CONDENADO. El contrainterrogatorio al testigo Popi Varela estuvo a cargo de Sidney Sittón, uno de los tantos abogados del cuasi bufete que ha montado Martinelli, como parte de su defensa. El año pasado, un juez civil condenó a Sittón a pagar $61 mil a Varela por calumnia e injuria. Que lo hayan puesto ahora a interrogarlo como testigo, es casi un acto de revictimización.
BANDOS. El loco ha reiterado que le meterá “su suplamocos” a Juan Carlos Varela en cuanto se lo encuentre por ahí y que de eso están avisados los agentes del SPI asignados a su custodia y la de su antecesor. ¿Se imaginan eso? El director del SPI debería estar pidiendo ya una boleta de alejamiento entre los agentes que custodian a los dos bandos que estarían implicados en este puñeticidio.
BOTELLAZO. Lo ocurrido con Popi Varela debería ser una advertencia para las juezas del juicio oral seguido a Martinelli. ¿Se imaginan lo que podría ocurrir cuando le toque el turno de declarar a Balbina Herrera? A Herrera ya le lanzaron una vez una botella de agua y le dedicaron varios insultos, en una de las audiencias intermedias en la Corte Suprema de Justicia. ¿Qué le irán a tirar ahora? ¿Una de las pachitas que sacaron del supermercado?
EL REY. Y hablando del Super 99, por mandato divino sacaron de sus despensas todos los productos fabricados por Varela Hermanos, incluyendo el Seco Herrerano, Ron Abuelo y Gin Caballito. Una decisión similar se tomó con los diarios La Prensa y Mi Diario, que desde hace más de un año no se venden en dichas tiendas. Parece que esta gente cree que porque ellos no los venden la gente va a dejar de consumir Seco o de enterarse de sus pillerías.
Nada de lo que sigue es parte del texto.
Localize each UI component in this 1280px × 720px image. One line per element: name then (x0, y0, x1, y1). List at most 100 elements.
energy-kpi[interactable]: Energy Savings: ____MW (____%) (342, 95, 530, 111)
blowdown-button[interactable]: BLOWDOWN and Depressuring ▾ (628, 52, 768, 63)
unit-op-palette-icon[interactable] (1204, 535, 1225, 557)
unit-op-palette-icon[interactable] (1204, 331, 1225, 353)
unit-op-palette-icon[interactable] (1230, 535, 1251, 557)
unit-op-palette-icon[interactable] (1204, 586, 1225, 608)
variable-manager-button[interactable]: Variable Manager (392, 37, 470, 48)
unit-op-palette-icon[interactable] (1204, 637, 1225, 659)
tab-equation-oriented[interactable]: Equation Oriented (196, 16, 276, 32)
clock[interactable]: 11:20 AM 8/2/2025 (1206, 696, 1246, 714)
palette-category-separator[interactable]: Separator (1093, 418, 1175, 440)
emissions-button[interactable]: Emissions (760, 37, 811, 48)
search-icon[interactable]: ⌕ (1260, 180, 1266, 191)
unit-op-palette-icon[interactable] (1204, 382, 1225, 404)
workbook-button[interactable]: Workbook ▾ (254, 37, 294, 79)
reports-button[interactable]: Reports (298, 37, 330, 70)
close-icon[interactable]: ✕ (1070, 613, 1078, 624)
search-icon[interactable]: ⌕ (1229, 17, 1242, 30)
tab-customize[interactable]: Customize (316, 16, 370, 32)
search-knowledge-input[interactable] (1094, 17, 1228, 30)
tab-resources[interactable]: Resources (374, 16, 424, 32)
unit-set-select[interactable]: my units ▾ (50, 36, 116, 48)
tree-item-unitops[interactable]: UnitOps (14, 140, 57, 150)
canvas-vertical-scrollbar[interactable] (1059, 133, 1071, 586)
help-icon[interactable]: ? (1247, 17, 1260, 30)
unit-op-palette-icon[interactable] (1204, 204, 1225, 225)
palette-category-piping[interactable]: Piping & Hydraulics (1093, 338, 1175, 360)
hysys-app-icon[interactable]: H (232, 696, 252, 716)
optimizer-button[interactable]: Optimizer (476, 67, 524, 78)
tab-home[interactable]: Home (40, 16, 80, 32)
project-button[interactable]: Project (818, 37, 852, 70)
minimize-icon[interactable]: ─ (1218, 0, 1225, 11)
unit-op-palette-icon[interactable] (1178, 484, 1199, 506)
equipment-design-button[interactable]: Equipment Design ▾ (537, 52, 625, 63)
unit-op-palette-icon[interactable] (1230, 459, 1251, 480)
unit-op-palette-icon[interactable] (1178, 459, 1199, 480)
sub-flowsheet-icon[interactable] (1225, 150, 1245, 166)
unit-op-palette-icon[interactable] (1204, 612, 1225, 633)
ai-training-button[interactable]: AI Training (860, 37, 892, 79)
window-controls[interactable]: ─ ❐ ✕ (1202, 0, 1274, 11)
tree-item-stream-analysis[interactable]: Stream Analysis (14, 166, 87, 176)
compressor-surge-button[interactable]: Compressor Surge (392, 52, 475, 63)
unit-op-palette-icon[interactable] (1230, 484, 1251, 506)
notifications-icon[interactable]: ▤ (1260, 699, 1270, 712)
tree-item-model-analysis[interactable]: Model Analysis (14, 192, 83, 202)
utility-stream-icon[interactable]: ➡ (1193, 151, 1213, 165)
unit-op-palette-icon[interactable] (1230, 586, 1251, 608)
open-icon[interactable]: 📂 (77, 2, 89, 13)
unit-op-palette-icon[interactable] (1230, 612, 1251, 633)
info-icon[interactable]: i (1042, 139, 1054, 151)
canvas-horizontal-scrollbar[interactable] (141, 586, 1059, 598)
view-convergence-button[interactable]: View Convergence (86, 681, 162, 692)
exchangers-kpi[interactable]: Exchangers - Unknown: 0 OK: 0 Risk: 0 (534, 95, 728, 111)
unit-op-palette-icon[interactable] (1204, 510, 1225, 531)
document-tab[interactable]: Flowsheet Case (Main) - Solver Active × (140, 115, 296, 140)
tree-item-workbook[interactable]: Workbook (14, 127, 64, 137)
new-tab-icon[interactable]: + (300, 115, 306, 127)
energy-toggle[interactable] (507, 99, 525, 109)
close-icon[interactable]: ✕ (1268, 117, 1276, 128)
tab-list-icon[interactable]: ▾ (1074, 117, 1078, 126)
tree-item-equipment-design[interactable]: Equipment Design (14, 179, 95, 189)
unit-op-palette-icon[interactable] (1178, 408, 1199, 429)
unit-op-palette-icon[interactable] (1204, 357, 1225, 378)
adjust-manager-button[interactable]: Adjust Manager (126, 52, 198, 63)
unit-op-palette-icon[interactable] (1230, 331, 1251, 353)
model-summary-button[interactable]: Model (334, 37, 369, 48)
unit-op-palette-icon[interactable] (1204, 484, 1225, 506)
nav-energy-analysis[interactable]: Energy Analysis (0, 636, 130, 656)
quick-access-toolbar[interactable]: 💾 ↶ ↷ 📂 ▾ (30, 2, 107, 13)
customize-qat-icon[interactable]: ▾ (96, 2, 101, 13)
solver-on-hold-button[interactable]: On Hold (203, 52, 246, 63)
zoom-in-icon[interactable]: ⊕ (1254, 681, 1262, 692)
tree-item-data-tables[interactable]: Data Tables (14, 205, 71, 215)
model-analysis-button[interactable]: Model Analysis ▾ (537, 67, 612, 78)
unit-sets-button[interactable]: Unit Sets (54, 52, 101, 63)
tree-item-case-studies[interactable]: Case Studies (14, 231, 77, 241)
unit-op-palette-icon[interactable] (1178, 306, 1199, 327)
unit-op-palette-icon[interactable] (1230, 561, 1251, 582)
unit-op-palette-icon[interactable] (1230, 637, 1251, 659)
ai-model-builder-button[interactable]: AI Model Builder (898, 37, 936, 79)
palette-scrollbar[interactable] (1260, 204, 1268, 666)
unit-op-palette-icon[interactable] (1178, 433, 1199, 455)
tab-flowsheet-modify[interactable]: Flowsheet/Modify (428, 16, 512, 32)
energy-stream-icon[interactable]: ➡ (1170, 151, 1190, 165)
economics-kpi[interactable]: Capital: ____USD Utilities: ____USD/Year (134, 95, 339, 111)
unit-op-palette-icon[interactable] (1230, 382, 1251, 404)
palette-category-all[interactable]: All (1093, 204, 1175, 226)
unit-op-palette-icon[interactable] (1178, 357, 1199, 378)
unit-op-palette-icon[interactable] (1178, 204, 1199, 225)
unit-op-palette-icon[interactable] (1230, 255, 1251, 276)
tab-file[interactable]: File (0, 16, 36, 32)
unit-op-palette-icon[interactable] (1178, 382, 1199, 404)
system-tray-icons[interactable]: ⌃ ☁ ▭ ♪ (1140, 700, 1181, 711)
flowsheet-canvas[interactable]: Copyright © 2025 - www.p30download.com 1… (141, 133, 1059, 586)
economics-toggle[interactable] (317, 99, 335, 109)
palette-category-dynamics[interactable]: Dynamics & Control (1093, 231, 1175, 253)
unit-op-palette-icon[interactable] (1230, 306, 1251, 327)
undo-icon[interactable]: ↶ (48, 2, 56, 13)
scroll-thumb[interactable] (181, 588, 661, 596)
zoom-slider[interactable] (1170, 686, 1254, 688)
Que le siga creyendo al mariachi.
¡AJÁ! Se pudo conocer que por estos días hubo una reunión con el Ejecutivo, en la que fue discutido el artículo introducido por Yanibel Ábrego que busca aprobar la posibilidad de adelantar los cambios de juntas directivas en los partidos políticos. La reforma contó con la defensa de Benicio Robinson (por Yanibel) y de Jairo Bolota Salazar en nombre de aquel que no quiere ser mencionado. Después dicen que no.